Calling it funny money, the Center for Constitutional Rights, which has been highly critical of the NYPD, said shifting school safety agents to the control of the Education Department is not defunding the police.

“It’s just a law enforcement response and a law enforcement effort under a different name,” said Darius Charney, senior attorney with the legal group. 


What You Need To Know

  • Advocates say they're not satisfied with proclaimed NYPD billion dollar budget reduction.

  • The city plans to shift school safety from police to the Education Department.

  • Supporters of NYPD say there’s still enough money to patrol streets and make reforms.

Mayor de Blasio and City Council are touting a slash of a billion dollars from the police department’s nearly $6 billion annual budget. 

$430 million of that comes from moving roughly 5,000 school safety agents who are not police officers into the Education Department.

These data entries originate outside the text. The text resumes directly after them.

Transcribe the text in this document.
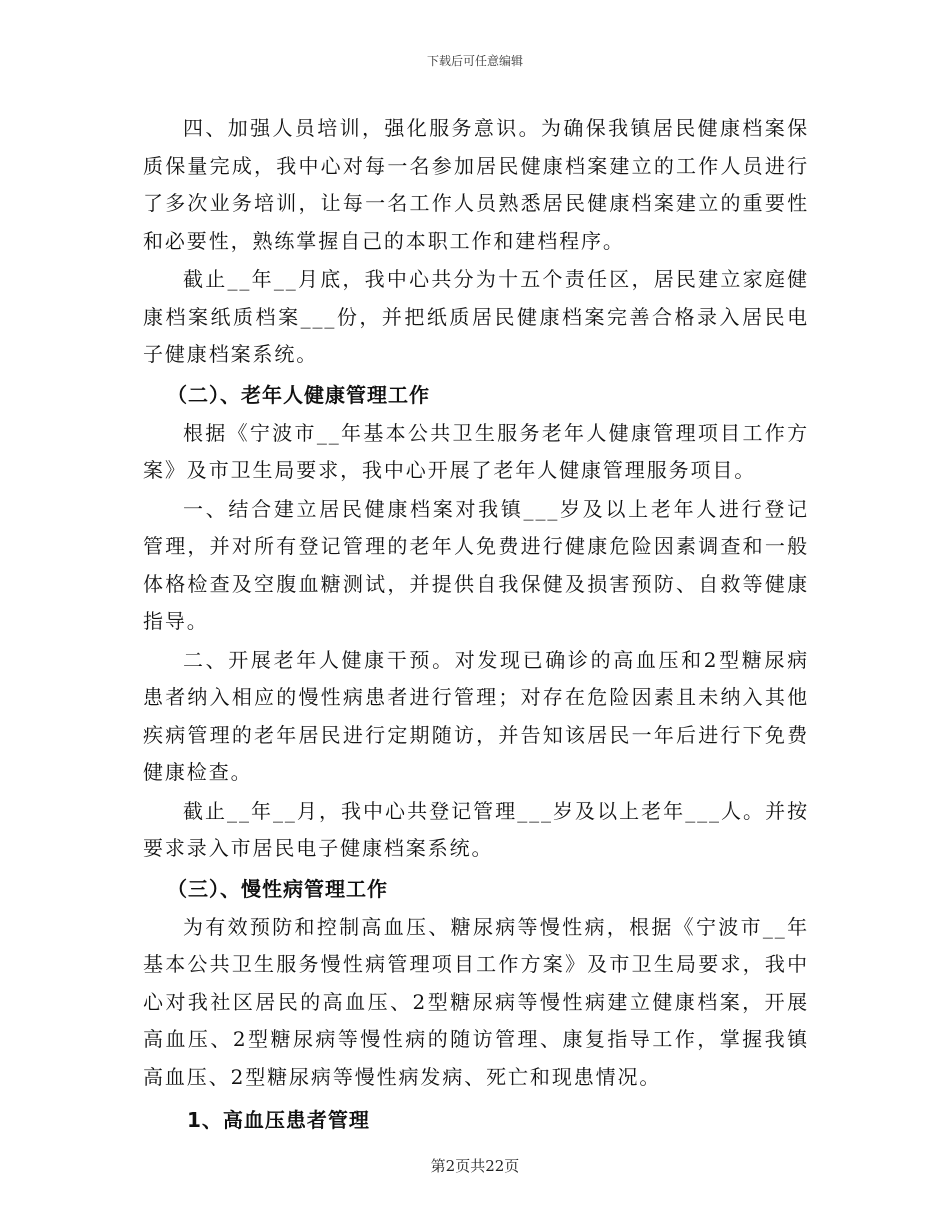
下载后可任意编辑

四、加强人员培训，强化服务意识。为确保我镇居民健康档案保质保量完成，我中心对每一名参加居民健康档案建立的工作人员进行了多次业务培训，让每一名工作人员熟悉居民健康档案建立的重要性和必要性，熟练掌握自己的本职工作和建档程序。

截止__年__月底，我中心共分为十五个责任区，居民建立家庭健康档案纸质档案___份，并把纸质居民健康档案完善合格录入居民电子健康档案系统。

（二）、老年人健康管理工作

根据《宁波市__年基本公共卫生服务老年人健康管理项目工作方案》及市卫生局要求，我中心开展了老年人健康管理服务项目。

一、结合建立居民健康档案对我镇___岁及以上老年人进行登记管理，并对所有登记管理的老年人免费进行健康危险因素调查和一般体格检查及空腹血糖测试，并提供自我保健及损害预防、自救等健康指导。

二、开展老年人健康干预。对发现已确诊的高血压和2型糖尿病患者纳入相应的慢性病患者进行管理；对存在危险因素且未纳入其他疾病管理的老年居民进行定期随访，并告知该居民一年后进行下免费健康检查。

截止__年__月，我中心共登记管理___岁及以上老年___人。并按要求录入市居民电子健康档案系统。

（三）、慢性病管理工作

为有效预防和控制高血压、糖尿病等慢性病，根据《宁波市__年基本公共卫生服务慢性病管理项目工作方案》及市卫生局要求，我中心对我社区居民的高血压、2型糖尿病等慢性病建立健康档案，开展高血压、2型糖尿病等慢性病的随访管理、康复指导工作，掌握我镇高血压、2型糖尿病等慢性病发病、死亡和现患情况。

1、高血压患者管理

第2页共22页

School safety was under the control of the education system years ago when there was a lot more violence.

“In my experience in both working with communities of color in this city and also as a public school parent myself, the real crisis in the schools right now —  it’s not violence, it’s lack of resources, it’s class sizes that are too big, not having enough guidance counselors, not having enough school social workers,” Charney said.

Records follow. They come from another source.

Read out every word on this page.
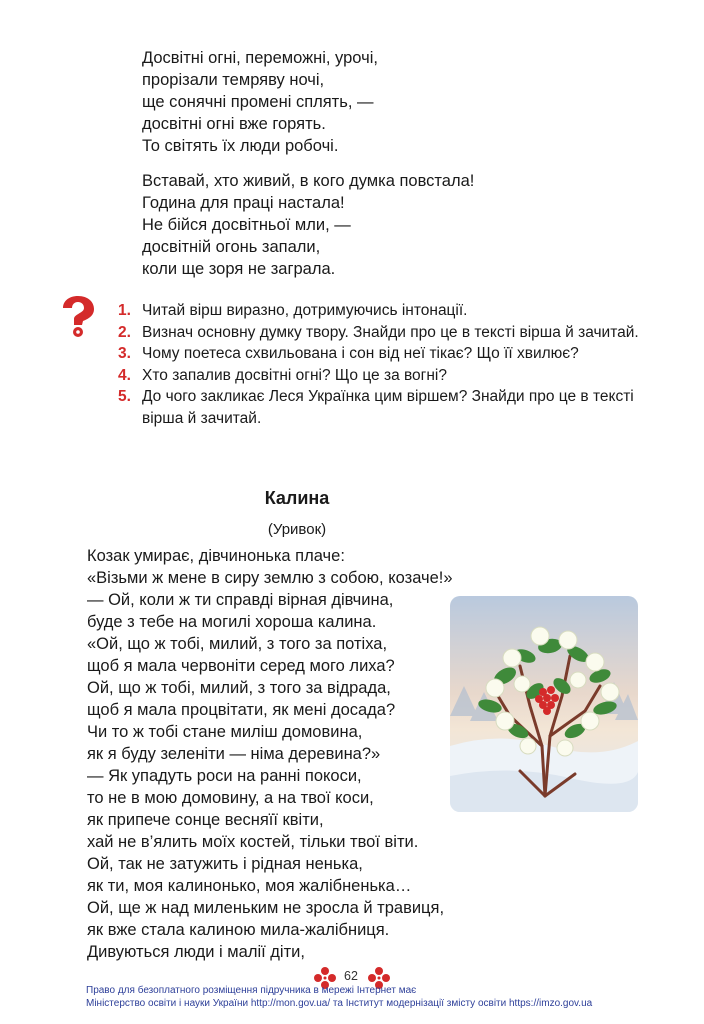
Досвітні огні, переможні, урочі,
прорізали темряву ночі,
ще сонячні промені сплять, —
досвітні огні вже горять.
То світять їх люди робочі.
Вставай, хто живий, в кого думка повстала!
Година для праці настала!
Не бійся досвітньої мли, —
досвітній огонь запали,
коли ще зоря не заграла.
1. Читай вірш виразно, дотримуючись інтонації.
2. Визнач основну думку твору. Знайди про це в тексті вірша й зачитай.
3. Чому поетеса схвильована і сон від неї тікає? Що її хвилює?
4. Хто запалив досвітні огні? Що це за вогні?
5. До чого закликає Леся Українка цим віршем? Знайди про це в тексті вірша й зачитай.
Калина
(Уривок)
Козак умирає, дівчинонька плаче:
«Візьми ж мене в сиру землю з собою, козаче!»
— Ой, коли ж ти справді вірная дівчина,
буде з тебе на могилі хороша калина.
«Ой, що ж тобі, милий, з того за потіха,
щоб я мала червоніти серед мого лиха?
Ой, що ж тобі, милий, з того за відрада,
щоб я мала процвітати, як мені досада?
Чи то ж тобі стане миліш домовина,
як я буду зеленіти — німа деревина?»
— Як упадуть роси на ранні покоси,
то не в мою домовину, а на твої коси,
як припече сонце весняїї квіти,
хай не в’ялить моїх костей, тільки твої віти.
Ой, так не затужить і рідная ненька,
як ти, моя калинонько, моя жалібненька…
Ой, ще ж над миленьким не зросла й травиця,
як вже стала калиною мила-жалібниця.
Дивуються люди і малії діти,
62
Право для безоплатного розміщення підручника в мережі Інтернет має
Міністерство освіти і науки України http://mon.gov.ua/ та Інститут модернізації змісту освіти https://imzo.gov.ua
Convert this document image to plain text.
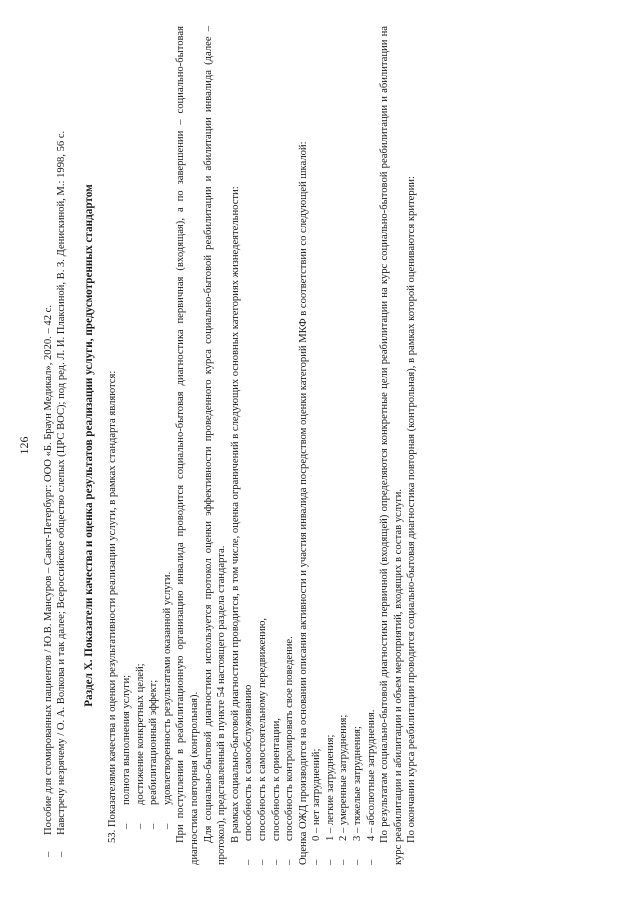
126

–
Пособие для стомированных пациентов / Ю.В. Мансуров – Санкт-Петербург: ООО «Б. Браун Медикал», 2020. – 42 с.

–
Навстречу незрячему / О. А. Волкова и так далее; Всероссийское общество слепых (ЦРС ВОС); под ред. Л. И. Плаксиной, В. З. Денискиной, М.: 1998, 56 с. Раздел X. Показатели качества и оценка результатов реализации услуги, предусмотренных стандартом 53. Показателями качества и оценки результативности реализации услуги, в рамках стандарта являются: –полнота выполнения услуги;

–достижение конкретных целей;

–реабилитационный эффект;

–удовлетворенность результатами оказанной услуги. При поступлении в реабилитационную организацию инвалида проводится социально-бытовая диагностика первичная (входящая), а по завершении – социально-бытовая диагностика повторная (контрольная). Для социально-бытовой диагностики используется протокол оценки эффективности проведенного курса социально-бытовой реабилитации и абилитации инвалида (далее – протокол), представленный в пункте 54 настоящего раздела стандарта. В рамках социально-бытовой диагностики проводится, в том числе, оценка ограничений в следующих основных категориях жизнедеятельности:

–способность к самообслуживанию

–способность к самостоятельному передвижению,

–способность к ориентации,

–способность контролировать свое поведение. Оценка ОЖД производится на основании описания активности и участия инвалида посредством оценки категорий МКФ в соответствии со следующей шкалой: –0 – нет затруднений;

–1 – легкие затруднения;

–2 – умеренные затруднения;

–3 – тяжелые затруднения;

–4 – абсолютные затруднения. По результатам социально-бытовой диагностики первичной (входящей) определяются конкретные цели реабилитации на курс социально-бытовой реабилитации и абилитации на курс реабилитации и абилитации и объем мероприятий, входящих в состав услуги. По окончании курса реабилитации проводится социально-бытовая диагностика повторная (контрольная), в рамках которой оцениваются критерии:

The president of the Citizens Crime Commission said school safety agents are needed.

“It is fundamentally unfair to send a kid into a school to learn when that environment is dangerous,” explained Richard Aborn.

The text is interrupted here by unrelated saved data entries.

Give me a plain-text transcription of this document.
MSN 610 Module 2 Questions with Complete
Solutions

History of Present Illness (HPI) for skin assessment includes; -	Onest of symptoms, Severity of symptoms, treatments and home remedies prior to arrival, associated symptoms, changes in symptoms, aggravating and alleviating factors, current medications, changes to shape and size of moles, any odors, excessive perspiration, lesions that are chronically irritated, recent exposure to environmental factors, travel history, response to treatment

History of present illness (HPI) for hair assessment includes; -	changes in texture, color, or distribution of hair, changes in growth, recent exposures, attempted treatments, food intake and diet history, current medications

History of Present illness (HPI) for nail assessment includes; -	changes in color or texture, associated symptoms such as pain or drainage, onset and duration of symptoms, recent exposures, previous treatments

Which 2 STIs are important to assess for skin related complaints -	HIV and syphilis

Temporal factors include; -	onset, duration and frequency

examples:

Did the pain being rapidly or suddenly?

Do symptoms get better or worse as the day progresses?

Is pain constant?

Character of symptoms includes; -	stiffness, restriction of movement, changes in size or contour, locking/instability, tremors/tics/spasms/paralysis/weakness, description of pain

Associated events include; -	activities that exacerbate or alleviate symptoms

The $1 billion in savings also includes not hiring nearly 1,200 new officers who were supposed to enter the July class in the police academy. 

Charney believes one class of police officers is not getting at the problem. 

"We have too many police in this city and we don’t have, as I said, enough school nurses, enough guidance counselors, enough hospital beds,” he added.

The budget also reduces police overtime by hundreds of millions of dollars.

Critics say they doubt that is achievable. But with gun violence spiking, the Citizens Crime Commission said as many cops as possible need to be on the street while reforms are made.

“Murders are up 25 percent this year, shootings are up 27 percent this year," said Aborn. "The last thing you want to do is take cops off the streets. And the council and the mayor didn’t do that.”

Even with the cuts, the NYPD will have at least 34,000 cops moving forward and a five billion budget to fight crime and serve residents.

“I would drop the term police force and adopt the term police service. Because when you are recruited into a police service your mentality is very different than a police force," said Aborn.

Advocates of reform said no matter how policing is characterized, they want fair policing in communities of color.